1 Although the term most commonly used in the literature to refer to a developmental (rather than acquired) disorder of language development in the absence of obvious explanatory factors is specific language impairment (SLI), we will use the DLD label when referring to this condition to preserve the continuity between the published empirical reports on the unique population that we sampled from (Kornilov, Rakhlin, & Grigorenko, Citation2012; Rakhlin, Cardoso-Martins, Kornilov, & Grigorenko, Citation2013a; Rakhlin, Kornilov, & Grigorenko, Citation2014; Rakhlin et al., Citation2013b; Rakhlin et al., Citation2011) with an understanding that it is similar to the categories of expressive and mixed expressive-receptive language disorders in the DSM-IV-TR and the category of language disorder in DSM-V. We would like to emphasize that all of the children classified, as DLD in this study would satisfy the conventionally used inclusion and exclusion criteria for SLI.

2 We will refer to as phonological all speech stimuli used in these studies, although in some of them the experimental manipulations were not phonological in nature (but, for example, acoustic).

3 In oddball paradigms, this is a neural response to rare relevant target stimuli with a prominent parietocentral topography, also known as P3b (Kok, Citation2001).

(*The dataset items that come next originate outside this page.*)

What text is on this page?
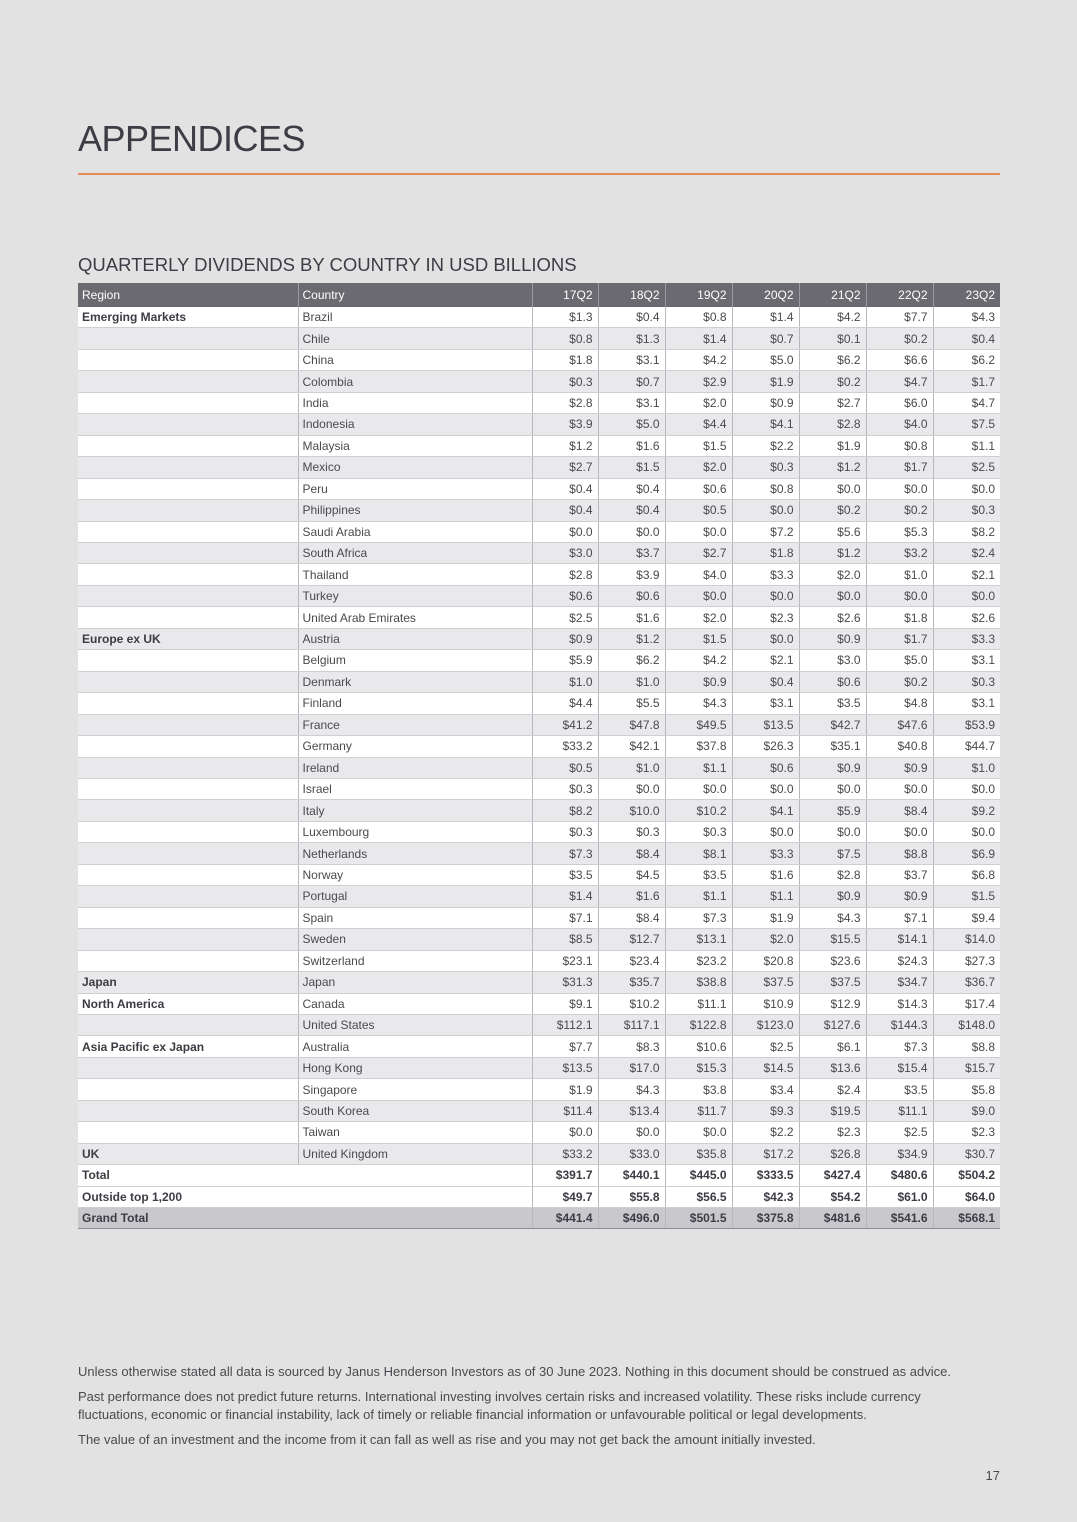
APPENDICES
QUARTERLY DIVIDENDS BY COUNTRY IN USD BILLIONS
Region	Country	17Q2	18Q2	19Q2	20Q2	21Q2	22Q2	23Q2
Emerging Markets	Brazil	$1.3	$0.4	$0.8	$1.4	$4.2	$7.7	$4.3
	Chile	$0.8	$1.3	$1.4	$0.7	$0.1	$0.2	$0.4
	China	$1.8	$3.1	$4.2	$5.0	$6.2	$6.6	$6.2
	Colombia	$0.3	$0.7	$2.9	$1.9	$0.2	$4.7	$1.7
	India	$2.8	$3.1	$2.0	$0.9	$2.7	$6.0	$4.7
	Indonesia	$3.9	$5.0	$4.4	$4.1	$2.8	$4.0	$7.5
	Malaysia	$1.2	$1.6	$1.5	$2.2	$1.9	$0.8	$1.1
	Mexico	$2.7	$1.5	$2.0	$0.3	$1.2	$1.7	$2.5
	Peru	$0.4	$0.4	$0.6	$0.8	$0.0	$0.0	$0.0
	Philippines	$0.4	$0.4	$0.5	$0.0	$0.2	$0.2	$0.3
	Saudi Arabia	$0.0	$0.0	$0.0	$7.2	$5.6	$5.3	$8.2
	South Africa	$3.0	$3.7	$2.7	$1.8	$1.2	$3.2	$2.4
	Thailand	$2.8	$3.9	$4.0	$3.3	$2.0	$1.0	$2.1
	Turkey	$0.6	$0.6	$0.0	$0.0	$0.0	$0.0	$0.0
	United Arab Emirates	$2.5	$1.6	$2.0	$2.3	$2.6	$1.8	$2.6
Europe ex UK	Austria	$0.9	$1.2	$1.5	$0.0	$0.9	$1.7	$3.3
	Belgium	$5.9	$6.2	$4.2	$2.1	$3.0	$5.0	$3.1
	Denmark	$1.0	$1.0	$0.9	$0.4	$0.6	$0.2	$0.3
	Finland	$4.4	$5.5	$4.3	$3.1	$3.5	$4.8	$3.1
	France	$41.2	$47.8	$49.5	$13.5	$42.7	$47.6	$53.9
	Germany	$33.2	$42.1	$37.8	$26.3	$35.1	$40.8	$44.7
	Ireland	$0.5	$1.0	$1.1	$0.6	$0.9	$0.9	$1.0
	Israel	$0.3	$0.0	$0.0	$0.0	$0.0	$0.0	$0.0
	Italy	$8.2	$10.0	$10.2	$4.1	$5.9	$8.4	$9.2
	Luxembourg	$0.3	$0.3	$0.3	$0.0	$0.0	$0.0	$0.0
	Netherlands	$7.3	$8.4	$8.1	$3.3	$7.5	$8.8	$6.9
	Norway	$3.5	$4.5	$3.5	$1.6	$2.8	$3.7	$6.8
	Portugal	$1.4	$1.6	$1.1	$1.1	$0.9	$0.9	$1.5
	Spain	$7.1	$8.4	$7.3	$1.9	$4.3	$7.1	$9.4
	Sweden	$8.5	$12.7	$13.1	$2.0	$15.5	$14.1	$14.0
	Switzerland	$23.1	$23.4	$23.2	$20.8	$23.6	$24.3	$27.3
Japan	Japan	$31.3	$35.7	$38.8	$37.5	$37.5	$34.7	$36.7
North America	Canada	$9.1	$10.2	$11.1	$10.9	$12.9	$14.3	$17.4
	United States	$112.1	$117.1	$122.8	$123.0	$127.6	$144.3	$148.0
Asia Pacific ex Japan	Australia	$7.7	$8.3	$10.6	$2.5	$6.1	$7.3	$8.8
	Hong Kong	$13.5	$17.0	$15.3	$14.5	$13.6	$15.4	$15.7
	Singapore	$1.9	$4.3	$3.8	$3.4	$2.4	$3.5	$5.8
	South Korea	$11.4	$13.4	$11.7	$9.3	$19.5	$11.1	$9.0
	Taiwan	$0.0	$0.0	$0.0	$2.2	$2.3	$2.5	$2.3
UK	United Kingdom	$33.2	$33.0	$35.8	$17.2	$26.8	$34.9	$30.7
Total		$391.7	$440.1	$445.0	$333.5	$427.4	$480.6	$504.2
Outside top 1,200		$49.7	$55.8	$56.5	$42.3	$54.2	$61.0	$64.0
Grand Total		$441.4	$496.0	$501.5	$375.8	$481.6	$541.6	$568.1

Unless otherwise stated all data is sourced by Janus Henderson Investors as of 30 June 2023. Nothing in this document should be construed as advice.

Past performance does not predict future returns. International investing involves certain risks and increased volatility. These risks include currency fluctuations, economic or financial instability, lack of timely or reliable financial information or unfavourable political or legal developments.

The value of an investment and the income from it can fall as well as rise and you may not get back the amount initially invested.

17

4 For both experiments, the cell means (M and SE) and the summaries of fixed effects for each ERP are available in the Supplemental Material. For Experiment 1, due to a technical issue, we did not acquire EEG data for one child. Given that this data missingness arose from a purely technical issue, the data were considered missing completely at random (MCAR, i.e., the probability of data missinginess did not depend on either observed or unobserved measurements). The exclusion of this child from Experiment 2 dataset did not change the pattern of the results. Here, we report the results of the analyses of Experiment 1 data based on n = 38 (see descriptive statistics for the sample in the Supplemental Material) and the analyses of Experiment 2 data based on n = 39 ().